初恋はカフェ・ラテ色
「さ、降りて」
「う、うん」

ここは屋上?

エレベーターを降りて、ガラスドアを開けて目に飛び込んできたのは夜空に舞う打ち上げ花火だった。

「洋輔さんっ! 花火があんな大きく見えるよ!」

子供のようにはしゃいで洋輔さんの手を引っ張る。

マンションの屋上は住人がいるけれど、さっきのように混雑しているわけじゃない。思い思いにテーブルやシートを敷いてビールを飲んだりおつまみを食べたりして花火を楽しんでいる。

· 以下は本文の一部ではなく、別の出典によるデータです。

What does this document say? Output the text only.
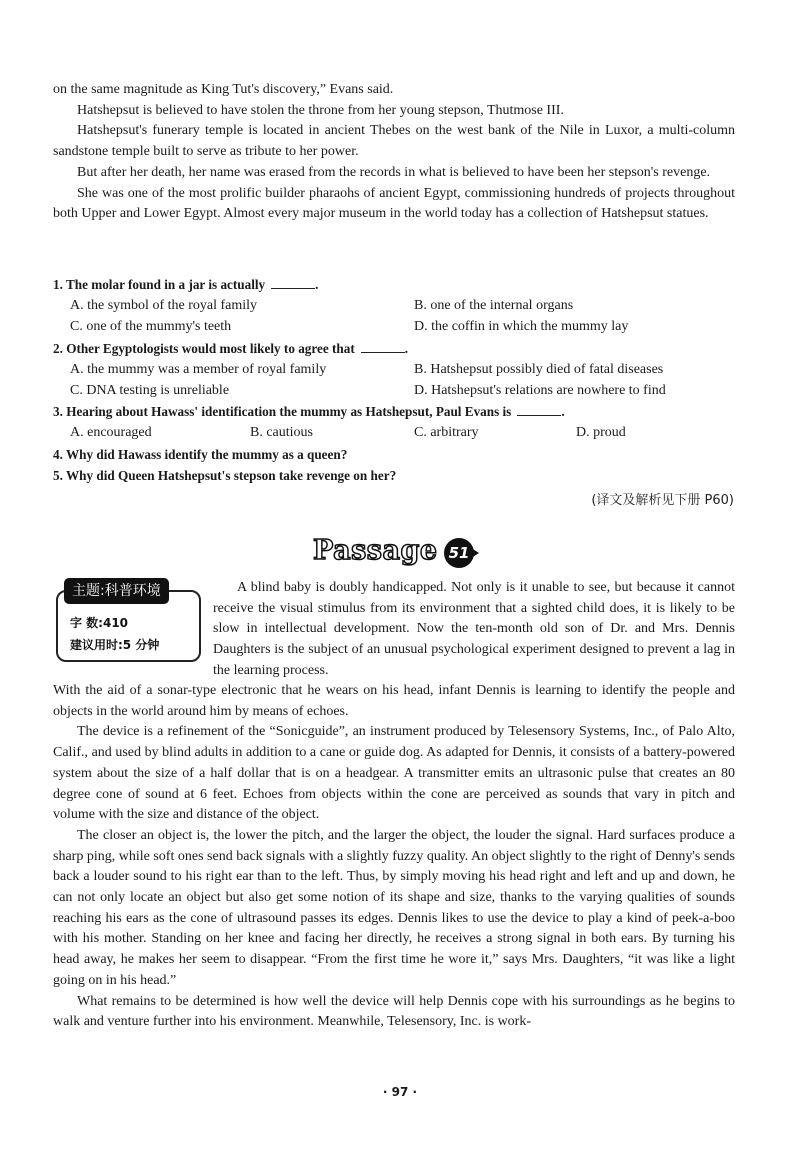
on the same magnitude as King Tut's discovery,” Evans said.

Hatshepsut is believed to have stolen the throne from her young stepson, Thutmose III.

Hatshepsut's funerary temple is located in ancient Thebes on the west bank of the Nile in Luxor, a multi-column sandstone temple built to serve as tribute to her power.

But after her death, her name was erased from the records in what is believed to have been her stepson's revenge.

She was one of the most prolific builder pharaohs of ancient Egypt, commissioning hundreds of projects throughout both Upper and Lower Egypt. Almost every major museum in the world today has a collection of Hatshepsut statues.

1. The molar found in a jar is actually	.
A. the symbol of the royal family	B. one of the internal organs
C. one of the mummy's teeth	D. the coffin in which the mummy lay
2. Other Egyptologists would most likely to agree that	.
A. the mummy was a member of royal family	B. Hatshepsut possibly died of fatal diseases
C. DNA testing is unreliable	D. Hatshepsut's relations are nowhere to find
3. Hearing about Hawass' identification the mummy as Hatshepsut, Paul Evans is	.
A. encouraged	B. cautious	C. arbitrary	D. proud
4. Why did Hawass identify the mummy as a queen?
5. Why did Queen Hatshepsut's stepson take revenge on her?
(译文及解析见下册 P60)
Passage 51
主题:科普环境
字 数:410
建议用时:5 分钟

A blind baby is doubly handicapped. Not only is it unable to see, but because it cannot receive the visual stimulus from its environment that a sighted child does, it is likely to be slow in intellectual development. Now the ten-month old son of Dr. and Mrs. Dennis Daughters is the subject of an unusual psychological experiment designed to prevent a lag in the learning process.

With the aid of a sonar-type electronic that he wears on his head, infant Dennis is learning to identify the people and objects in the world around him by means of echoes.

The device is a refinement of the “Sonicguide”, an instrument produced by Telesensory Systems, Inc., of Palo Alto, Calif., and used by blind adults in addition to a cane or guide dog. As adapted for Dennis, it consists of a battery-powered system about the size of a half dollar that is on a headgear. A transmitter emits an ultrasonic pulse that creates an 80 degree cone of sound at 6 feet. Echoes from objects within the cone are perceived as sounds that vary in pitch and volume with the size and distance of the object.

The closer an object is, the lower the pitch, and the larger the object, the louder the signal. Hard surfaces produce a sharp ping, while soft ones send back signals with a slightly fuzzy quality. An object slightly to the right of Denny's sends back a louder sound to his right ear than to the left. Thus, by simply moving his head right and left and up and down, he can not only locate an object but also get some notion of its shape and size, thanks to the varying qualities of sounds reaching his ears as the cone of ultrasound passes its edges. Dennis likes to use the device to play a kind of peek-a-boo with his mother. Standing on her knee and facing her directly, he receives a strong signal in both ears. By turning his head away, he makes her seem to disappear. “From the first time he wore it,” says Mrs. Daughters, “it was like a light going on in his head.”

What remains to be determined is how well the device will help Dennis cope with his surroundings as he begins to walk and venture further into his environment. Meanwhile, Telesensory, Inc. is work-

· 97 ·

ちょうど段差のある場所に空いているスペースを見つけてそこへ腰かける。

「ここで見られるなら行く必要なかったのに」
「でも心春は一緒に並んで歩き、花火を含めて屋台や雰囲気を楽しみたかったんだろう? それはここでは叶えられないからね」
「洋輔さん……ありがとう」

私の気持ちをちゃんとわかってくれている。
洋輔さんの手をそっと両手で包み込む。

「高校卒業式の日の私に言ってあげたいな。今私は本当に幸せだって」

告白してフラれた夜、明け方まで泣き明かした。あの絶望的な気持ちは今も忘れていない。けれど、あの時は仕方なかったのだ。

洋輔さんに恋人がいたし、私の気持ちもまだ幼かった。